Back in June when the Handspring deal was announced, Martin Reynolds, a technology analyst at Gartner told internetnews.com he didn't think either company could be considered really strong on their own. Both needed something to get them in a better position going forward.

"One of the challenges Palm and Handspring had operating separately is that they were competing against each other and not building market share," Reynolds said. "Now, they will be able to compete against Sony, which has been doing a great job with consumer lines. Plus, there is very little overlap between [Palm and Handspring's] product lines."

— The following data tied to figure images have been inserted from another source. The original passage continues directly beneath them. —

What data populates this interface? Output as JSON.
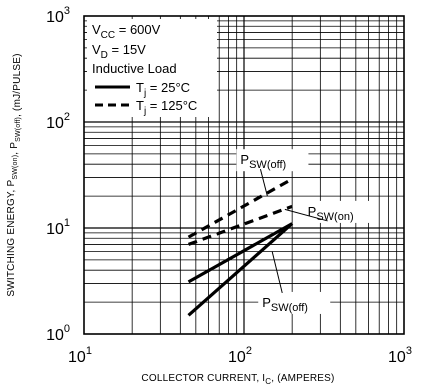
{
  "chart_data": {
    "type": "line",
    "x_scale": "log",
    "y_scale": "log",
    "xlim": [
      10,
      1000
    ],
    "ylim": [
      1,
      1000
    ],
    "grid": true,
    "legend_position": "top-left",
    "xlabel": {
      "main": "COLLECTOR CURRENT, I",
      "sub": "C",
      "suffix": ", (AMPERES)"
    },
    "ylabel": {
      "parts": [
        {
          "t": "SWITCHING ENERGY, P"
        },
        {
          "t": "SW(on)",
          "sub": true
        },
        {
          "t": ", P"
        },
        {
          "t": "SW(off)",
          "sub": true
        },
        {
          "t": ", (mJ/PULSE)"
        }
      ]
    },
    "x_ticks": [
      {
        "value": 10,
        "base": "10",
        "exp": "1"
      },
      {
        "value": 100,
        "base": "10",
        "exp": "2"
      },
      {
        "value": 1000,
        "base": "10",
        "exp": "3"
      }
    ],
    "y_ticks": [
      {
        "value": 1,
        "base": "10",
        "exp": "0"
      },
      {
        "value": 10,
        "base": "10",
        "exp": "1"
      },
      {
        "value": 100,
        "base": "10",
        "exp": "2"
      },
      {
        "value": 1000,
        "base": "10",
        "exp": "3"
      }
    ],
    "conditions": [
      {
        "main": "V",
        "sub": "CC",
        "rest": " = 600V"
      },
      {
        "main": "V",
        "sub": "D",
        "rest": " = 15V"
      },
      {
        "main": "Inductive Load",
        "sub": "",
        "rest": ""
      }
    ],
    "legend": [
      {
        "style": "solid",
        "main": "T",
        "sub": "j",
        "rest": " = 25°C"
      },
      {
        "style": "dashed",
        "main": "T",
        "sub": "j",
        "rest": " = 125°C"
      }
    ],
    "series": [
      {
        "label": "P_SW(on), Tj = 25°C",
        "style": "solid",
        "x": [
          45,
          200
        ],
        "y": [
          3.1,
          11
        ]
      },
      {
        "label": "P_SW(off), Tj = 25°C",
        "style": "solid",
        "x": [
          45,
          200
        ],
        "y": [
          1.5,
          11
        ]
      },
      {
        "label": "P_SW(on), Tj = 125°C",
        "style": "dashed",
        "x": [
          45,
          200
        ],
        "y": [
          7.0,
          16
        ]
      },
      {
        "label": "P_SW(off), Tj = 125°C",
        "style": "dashed",
        "x": [
          45,
          200
        ],
        "y": [
          8.2,
          29
        ]
      }
    ],
    "annotations": [
      {
        "main": "P",
        "sub": "SW(off)",
        "x": 95,
        "y": 40
      },
      {
        "main": "P",
        "sub": "SW(on)",
        "x": 250,
        "y": 13
      },
      {
        "main": "P",
        "sub": "SW(off)",
        "x": 130,
        "y": 1.8
      }
    ]
  }
}
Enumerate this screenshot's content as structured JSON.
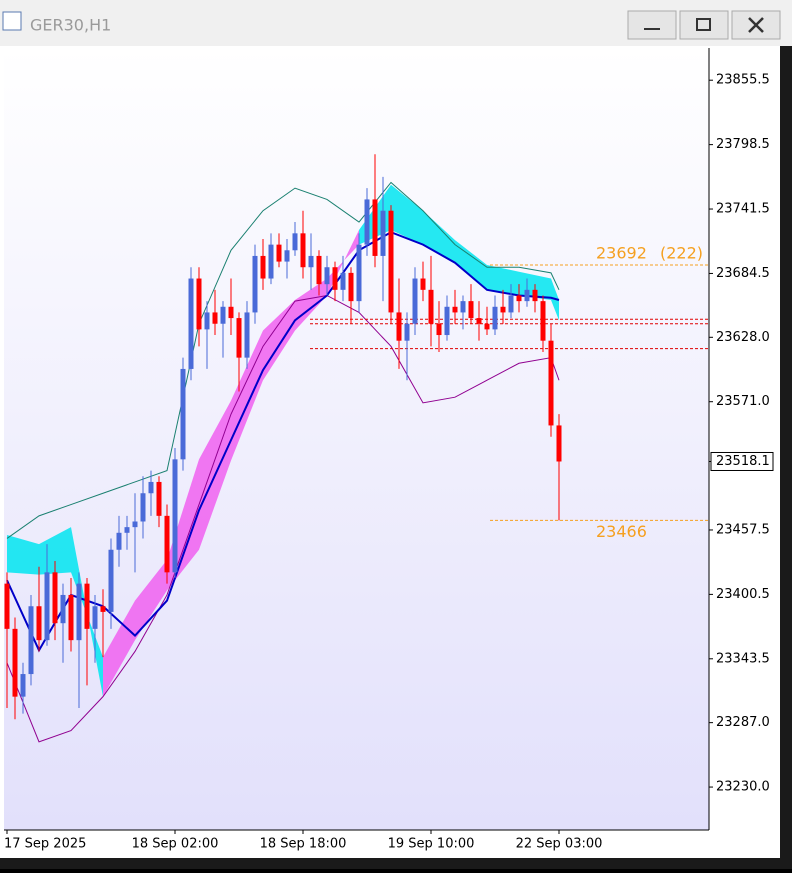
{
  "window": {
    "title": "GER30,H1"
  },
  "chart_data": {
    "type": "candlestick",
    "categories": [
      "17 Sep 2025",
      null,
      null,
      null,
      null,
      null,
      null,
      null,
      null,
      null,
      null,
      null,
      null,
      null,
      null,
      null,
      null,
      null,
      null,
      null,
      null,
      "18 Sep 02:00",
      null,
      null,
      null,
      null,
      null,
      null,
      null,
      null,
      null,
      null,
      null,
      null,
      null,
      null,
      null,
      "18 Sep 18:00",
      null,
      null,
      null,
      null,
      null,
      null,
      null,
      null,
      null,
      null,
      null,
      null,
      null,
      null,
      null,
      "19 Sep 10:00",
      null,
      null,
      null,
      null,
      null,
      null,
      null,
      null,
      null,
      null,
      null,
      null,
      null,
      null,
      null,
      "22 Sep 03:00"
    ],
    "open": [
      23410,
      23370,
      23310,
      23330,
      23390,
      23360,
      23420,
      23375,
      23400,
      23360,
      23410,
      23370,
      23390,
      23385,
      23440,
      23455,
      23460,
      23465,
      23490,
      23500,
      23470,
      23420,
      23520,
      23600,
      23680,
      23635,
      23650,
      23640,
      23655,
      23645,
      23610,
      23650,
      23700,
      23680,
      23710,
      23695,
      23705,
      23720,
      23690,
      23700,
      23675,
      23690,
      23670,
      23685,
      23660,
      23710,
      23750,
      23700,
      23740,
      23650,
      23625,
      23640,
      23680,
      23670,
      23640,
      23630,
      23655,
      23650,
      23660,
      23645,
      23640,
      23635,
      23655,
      23650,
      23665,
      23660,
      23670,
      23660,
      23625,
      23550
    ],
    "high": [
      23420,
      23380,
      23340,
      23400,
      23425,
      23445,
      23430,
      23410,
      23415,
      23420,
      23415,
      23400,
      23405,
      23450,
      23470,
      23470,
      23490,
      23505,
      23510,
      23505,
      23480,
      23530,
      23610,
      23690,
      23690,
      23660,
      23670,
      23660,
      23680,
      23650,
      23660,
      23710,
      23715,
      23720,
      23720,
      23715,
      23730,
      23740,
      23720,
      23705,
      23700,
      23695,
      23700,
      23690,
      23720,
      23760,
      23790,
      23770,
      23745,
      23680,
      23650,
      23690,
      23695,
      23700,
      23660,
      23665,
      23670,
      23665,
      23675,
      23660,
      23655,
      23665,
      23670,
      23675,
      23675,
      23680,
      23675,
      23665,
      23640,
      23560
    ],
    "low": [
      23300,
      23290,
      23295,
      23320,
      23350,
      23355,
      23360,
      23340,
      23350,
      23300,
      23320,
      23340,
      23345,
      23370,
      23425,
      23440,
      23420,
      23450,
      23470,
      23460,
      23410,
      23415,
      23510,
      23590,
      23620,
      23600,
      23630,
      23610,
      23630,
      23580,
      23600,
      23640,
      23670,
      23675,
      23690,
      23680,
      23700,
      23680,
      23670,
      23665,
      23665,
      23660,
      23660,
      23640,
      23650,
      23700,
      23690,
      23660,
      23640,
      23600,
      23590,
      23630,
      23660,
      23620,
      23615,
      23625,
      23640,
      23635,
      23640,
      23625,
      23630,
      23630,
      23640,
      23645,
      23650,
      23655,
      23650,
      23615,
      23540,
      23466
    ],
    "close": [
      23370,
      23310,
      23330,
      23390,
      23360,
      23420,
      23375,
      23400,
      23360,
      23410,
      23370,
      23390,
      23385,
      23440,
      23455,
      23460,
      23465,
      23490,
      23500,
      23470,
      23420,
      23520,
      23600,
      23680,
      23635,
      23650,
      23640,
      23655,
      23645,
      23610,
      23650,
      23700,
      23680,
      23710,
      23695,
      23705,
      23720,
      23690,
      23700,
      23675,
      23690,
      23670,
      23685,
      23660,
      23710,
      23750,
      23700,
      23740,
      23650,
      23625,
      23640,
      23680,
      23670,
      23640,
      23630,
      23655,
      23650,
      23660,
      23645,
      23640,
      23635,
      23655,
      23650,
      23665,
      23660,
      23670,
      23660,
      23625,
      23550,
      23518.1
    ],
    "up_color": "#4a6ad8",
    "down_color": "#ff0000",
    "indicator_x": [
      0,
      4,
      8,
      12,
      16,
      20,
      24,
      28,
      32,
      36,
      40,
      44,
      48,
      52,
      56,
      60,
      64,
      68,
      69
    ],
    "base_line": {
      "color": "#0000c8",
      "values": [
        23413,
        23351,
        23400,
        23390,
        23364,
        23395,
        23475,
        23537,
        23599,
        23643,
        23665,
        23705,
        23721,
        23710,
        23694,
        23670,
        23665,
        23663,
        23661
      ]
    },
    "cloud": {
      "up_color": "#00e5f0",
      "down_color": "#f060f0",
      "span_a": [
        23453,
        23445,
        23460,
        23310,
        23360,
        23404,
        23440,
        23519,
        23590,
        23634,
        23665,
        23723,
        23763,
        23740,
        23714,
        23692,
        23686,
        23680,
        23661
      ],
      "span_b": [
        23420,
        23418,
        23420,
        23345,
        23395,
        23431,
        23520,
        23572,
        23634,
        23661,
        23680,
        23710,
        23723,
        23710,
        23694,
        23670,
        23665,
        23661,
        23643
      ]
    },
    "upper_band": {
      "color": "#1a8070",
      "values": [
        23450,
        23470,
        23480,
        23490,
        23500,
        23510,
        23640,
        23705,
        23740,
        23760,
        23750,
        23730,
        23765,
        23740,
        23710,
        23690,
        23690,
        23685,
        23670
      ]
    },
    "lower_band": {
      "color": "#900090",
      "values": [
        23340,
        23270,
        23280,
        23310,
        23350,
        23400,
        23480,
        23560,
        23620,
        23660,
        23665,
        23650,
        23620,
        23570,
        23575,
        23590,
        23605,
        23610,
        23590
      ]
    },
    "levels": {
      "color": "#e00000",
      "values": [
        23644,
        23640,
        23618
      ]
    },
    "annotations": [
      {
        "value": 23692,
        "note": "(222)"
      },
      {
        "value": 23466
      }
    ],
    "annotation_color": "#f5a020",
    "ylim": [
      23192,
      23884
    ],
    "yticks": [
      23855.5,
      23798.5,
      23741.5,
      23684.5,
      {
        "value": 23628,
        "label": "23628.0"
      },
      {
        "value": 23571,
        "label": "23571.0"
      },
      23518.1,
      23457.5,
      23400.5,
      23343.5,
      {
        "value": 23287,
        "label": "23287.0"
      },
      {
        "value": 23230,
        "label": "23230.0"
      }
    ]
  }
}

And adding the Treo line to its repertoire means Palm is now thrust into direct competition with smartphone makers Nokia , Motorola , Samsung, and Sony Ericsson.

"The important thing is that Palm has dominated the unwired handheld industry. It has been Palm's for the taking. This new space -- convergence space -- is a whole new animal and this is not an industry that Palm will not come in and dominate because it has no heritage," IDC senior analyst Alex Slawsby told internetnews.com back in June.